If they were casual get togethers attended by several people, then I think your friend isn’t an AH, but a little out of line. If they were specific dates and plans for just the two of you or two couples and you bailed last minute, then I get where your friend is coming from.
All of this assumes you didn’t just not show up. You did call and let whoever was host that you couldn’t make it, I assume.
They were casual events for just us two and our spouses. The first did have some money involved about 50 dollars but I couldn’t go due to being sick which I did feel bad for not being able to go. Second was an event for them for their small business where we were invited to join (farmers market type of event) which is the one I forgot about the invite, never confirmed I would go and the day of I let them know I wouldn’t be able to make it.
NAH. You are both adults. Your friend discretely let you know how your behavior is affecting him. Do a little introspection and figure out if you want to maintain this relationship and then adjust your behavior, if so. If something in his message upset you and you can’t get over it, then respectfully let him know; just like he let you know.
I did respond and respectfully told him my side and there seems to be resolve. It was a respectful conversation, But we’ll see how this goes in the future.
NTA. If this issue has been weighing on your friend, it should be handled in a face-to-face conversation, not through text.
If you respond to your friend’s message, it should be that the two of you need to get together and talk (your choice if you have the SOs there). When you two chat, have an honest conversation with each other about why he feels you need to show up more, and he needs to list all the issues. When he lists them, **just listen**, don’t react. Acknowledge the times you forgot and why he mentions the times you were sick (if he mentions those times).
After he’s aired his issues, you can calmly air yours. If he cuts you off, let him know you sat quietly and listened while he spoke, it’s his turn to show you that same courtesy.
Be prepared that the friendship is over. Honestly, that message reads as though your friend is trying to break up with you, without breaking up with you.
INFO There is some context missing here – you make it sound like when you hang out with this guy and his spouse there is a ‘time limit’ – do you mean its like they can’t wait to leave the whole time? The event your forgot about – was it a double date kind of thing where they went to effort and you just didn’t show up, or was it a general gathering of lots of people?

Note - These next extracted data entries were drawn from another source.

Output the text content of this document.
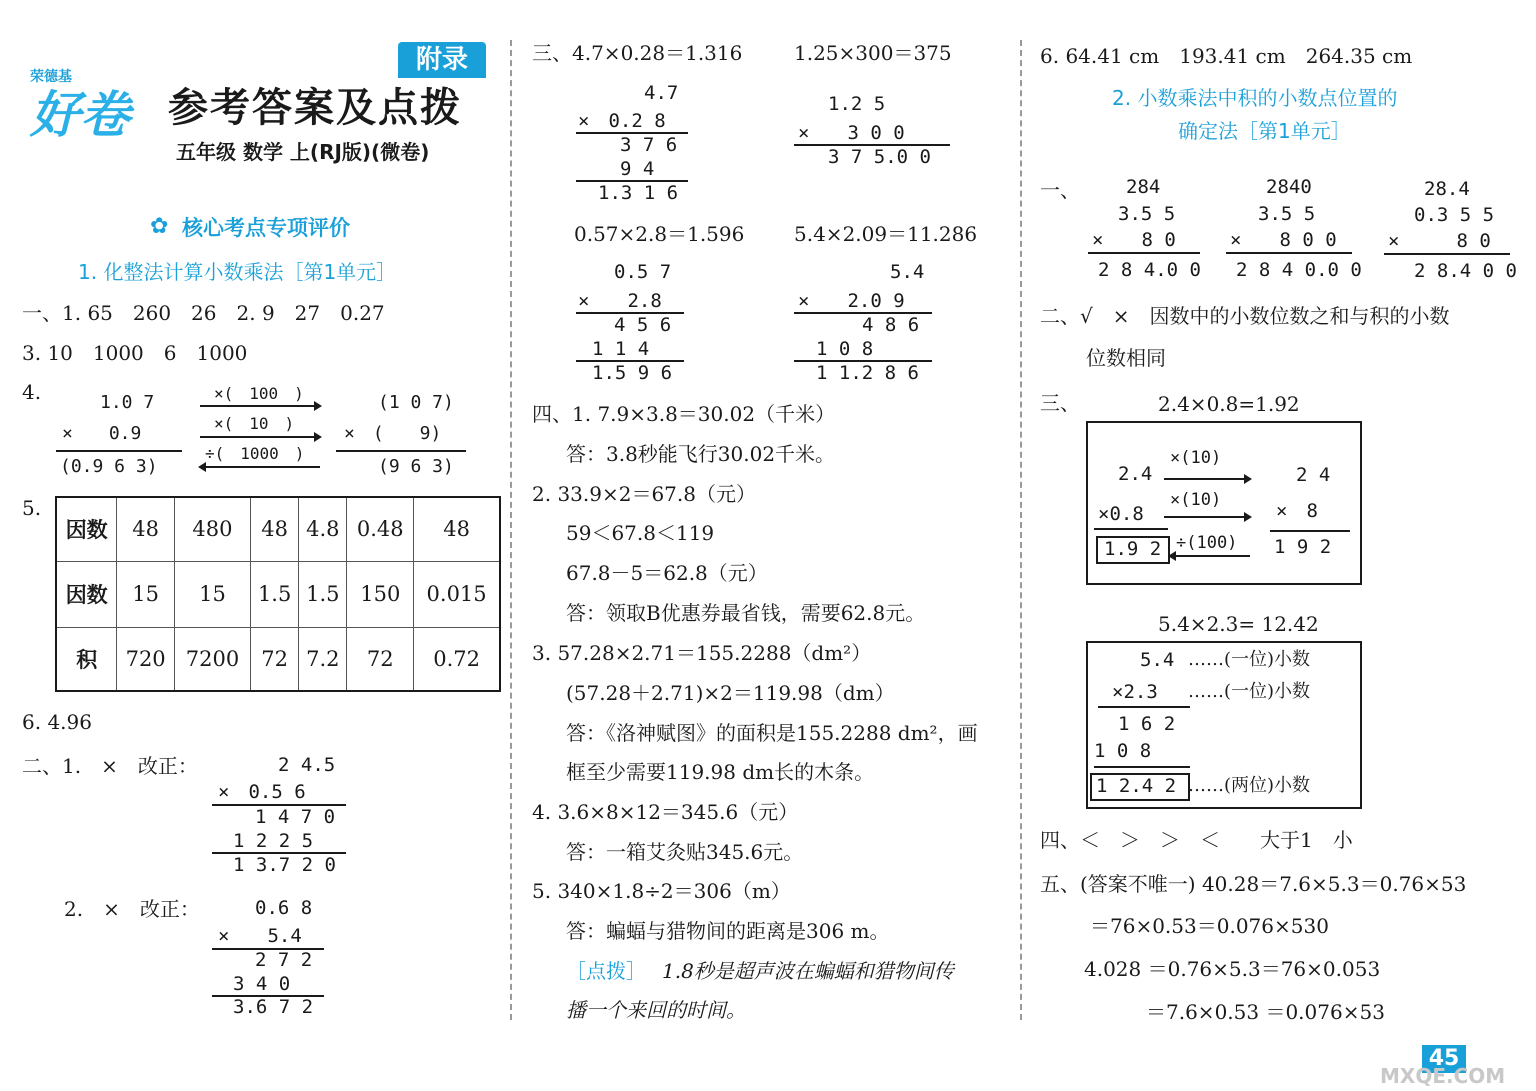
荣德基
好卷
附录
参考答案及点拨
五年级 数学 上(RJ版)(微卷)
✿ 核心考点专项评价
1. 化整法计算小数乘法［第1单元］
一、1. 65　260　26　2. 9　27　0.27
3. 10　1000　6　1000
4.	1.0 7
×　　0.9
(0.9 6 3)
×(　100　)
×(　10　)
÷(　1000　)
(1 0 7)
×　(　　9)
(9 6 3)
5.
因数	48	480	48	4.8	0.48	48
因数	15	15	1.5	1.5	150	0.015
积	720	7200	72	7.2	72	0.72
6. 4.96
二、1.　×　改正：	2 4.5
×　0.5 6
1 4 7 0
1 2 2 5
1 3.7 2 0
2.　×　改正：	0.6 8
×　　5.4
2 7 2
3 4 0
3.6 7 2
三、4.7×0.28＝1.316	1.25×300＝375
4.7
×　0.2 8
3 7 6
9 4
1.3 1 6
1.2 5
×　　3 0 0
3 7 5.0 0
0.57×2.8＝1.596 5.4×2.09＝11.286
0.5 7
×　　2.8
4 5 6
1 1 4
1.5 9 6
5.4
×　　2.0 9
4 8 6
1 0 8
1 1.2 8 6
四、1. 7.9×3.8＝30.02（千米）
答：3.8秒能飞行30.02千米。
2. 33.9×2＝67.8（元）
59＜67.8＜119
67.8－5＝62.8（元）
答：领取B优惠券最省钱，需要62.8元。
3. 57.28×2.71＝155.2288（dm²）
(57.28＋2.71)×2＝119.98（dm）
答：《洛神赋图》的面积是155.2288 dm²，画
框至少需要119.98 dm长的木条。
4. 3.6×8×12＝345.6（元）
答：一箱艾灸贴345.6元。
5. 340×1.8÷2＝306（m）
答：蝙蝠与猎物间的距离是306 m。
［点拨］ 1.8秒是超声波在蝙蝠和猎物间传
播一个来回的时间。
6. 64.41 cm　193.41 cm　264.35 cm
2. 小数乘法中积的小数点位置的
确定法［第1单元］
一、 284
3.5 5
×　　8 0
2 8 4.0 0
2840
3.5 5
×　　8 0 0
2 8 4 0.0 0
28.4
0.3 5 5
×　　　8 0
2 8.4 0 0
二、√　×　因数中的小数位数之和与积的小数
位数相同
三、	2.4×0.8=1.92
2.4
×(10)
×0.8
×(10)
1.9 2 ÷(100)
2 4
×　8
1 9 2
5.4×2.3= 12.42
5.4 ……(一位)小数
×2.3 ……(一位)小数
1 6 2
1 0 8
1 2.4 2 ……(两位)小数
四、＜　＞　＞　＜　　大于1　小
五、(答案不唯一) 40.28＝7.6×5.3＝0.76×53
＝76×0.53＝0.076×530
4.028 ＝0.76×5.3＝76×0.053
＝7.6×0.53 ＝0.076×53
45
MXQE.COM
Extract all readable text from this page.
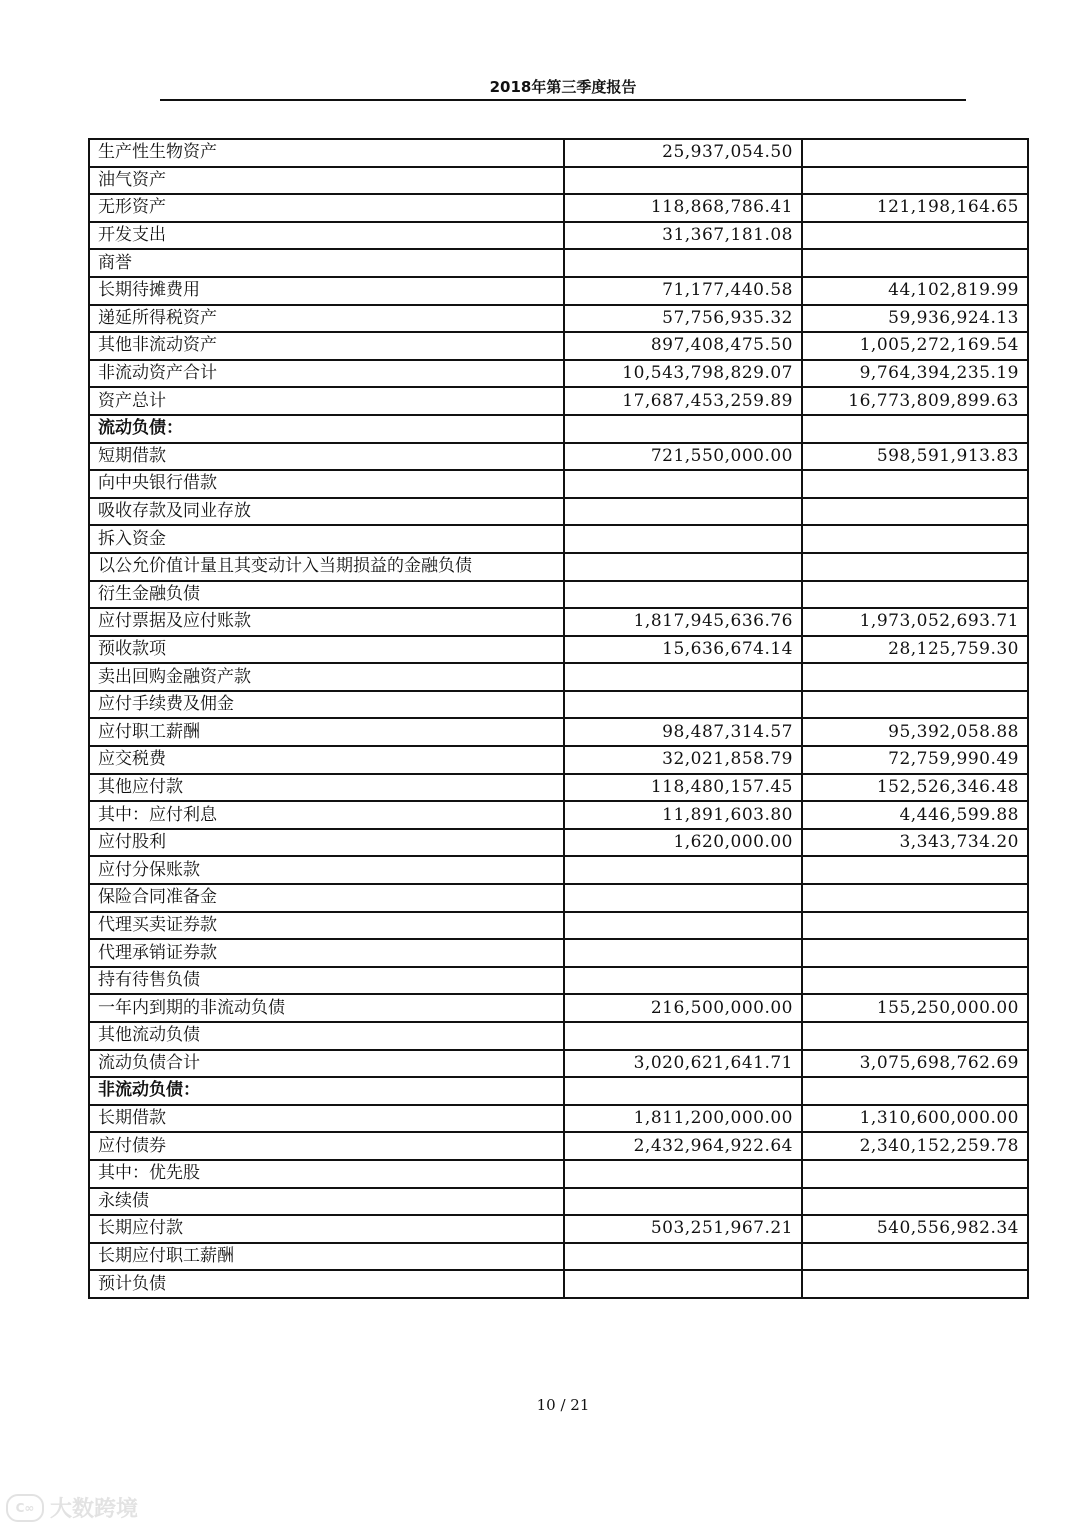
2018年第三季度报告
生产性生物资产	25,937,054.50	
油气资产		
无形资产	118,868,786.41	121,198,164.65
开发支出	31,367,181.08	
商誉		
长期待摊费用	71,177,440.58	44,102,819.99
递延所得税资产	57,756,935.32	59,936,924.13
其他非流动资产	897,408,475.50	1,005,272,169.54
非流动资产合计	10,543,798,829.07	9,764,394,235.19
资产总计	17,687,453,259.89	16,773,809,899.63
流动负债：		
短期借款	721,550,000.00	598,591,913.83
向中央银行借款		
吸收存款及同业存放		
拆入资金		
以公允价值计量且其变动计入当期损益的金融负债		
衍生金融负债		
应付票据及应付账款	1,817,945,636.76	1,973,052,693.71
预收款项	15,636,674.14	28,125,759.30
卖出回购金融资产款		
应付手续费及佣金		
应付职工薪酬	98,487,314.57	95,392,058.88
应交税费	32,021,858.79	72,759,990.49
其他应付款	118,480,157.45	152,526,346.48
其中：应付利息	11,891,603.80	4,446,599.88
应付股利	1,620,000.00	3,343,734.20
应付分保账款		
保险合同准备金		
代理买卖证券款		
代理承销证券款		
持有待售负债		
一年内到期的非流动负债	216,500,000.00	155,250,000.00
其他流动负债		
流动负债合计	3,020,621,641.71	3,075,698,762.69
非流动负债：		
长期借款	1,811,200,000.00	1,310,600,000.00
应付债券	2,432,964,922.64	2,340,152,259.78
其中：优先股		
永续债		
长期应付款	503,251,967.21	540,556,982.34
长期应付职工薪酬		
预计负债		
10 / 21
C∞ 大数跨境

Were they hosting it?
You have invited him to things that he couldn’t make it to – does he then say something like ‘can’t make it tuesday, how about thursday?’ or something like that, or does he just say no can’t come and that’s it?
Do your spouses get along – wouldn’t be the first time spouses didn’t like each other and the friends relationship became strained.
You are not an AH for not being able to make every single thing you are invited to – but more context is needed here.
I actually thought that was a beautiful message…thoughtful, got his point across very calmly…and I loved the ending ‘it’s NBD but it will be…’
Your friend is telling you what he needs. Hear it.
And I’m sorry but forgetting to respond and not acknowledging it at all is not something you do to a friend.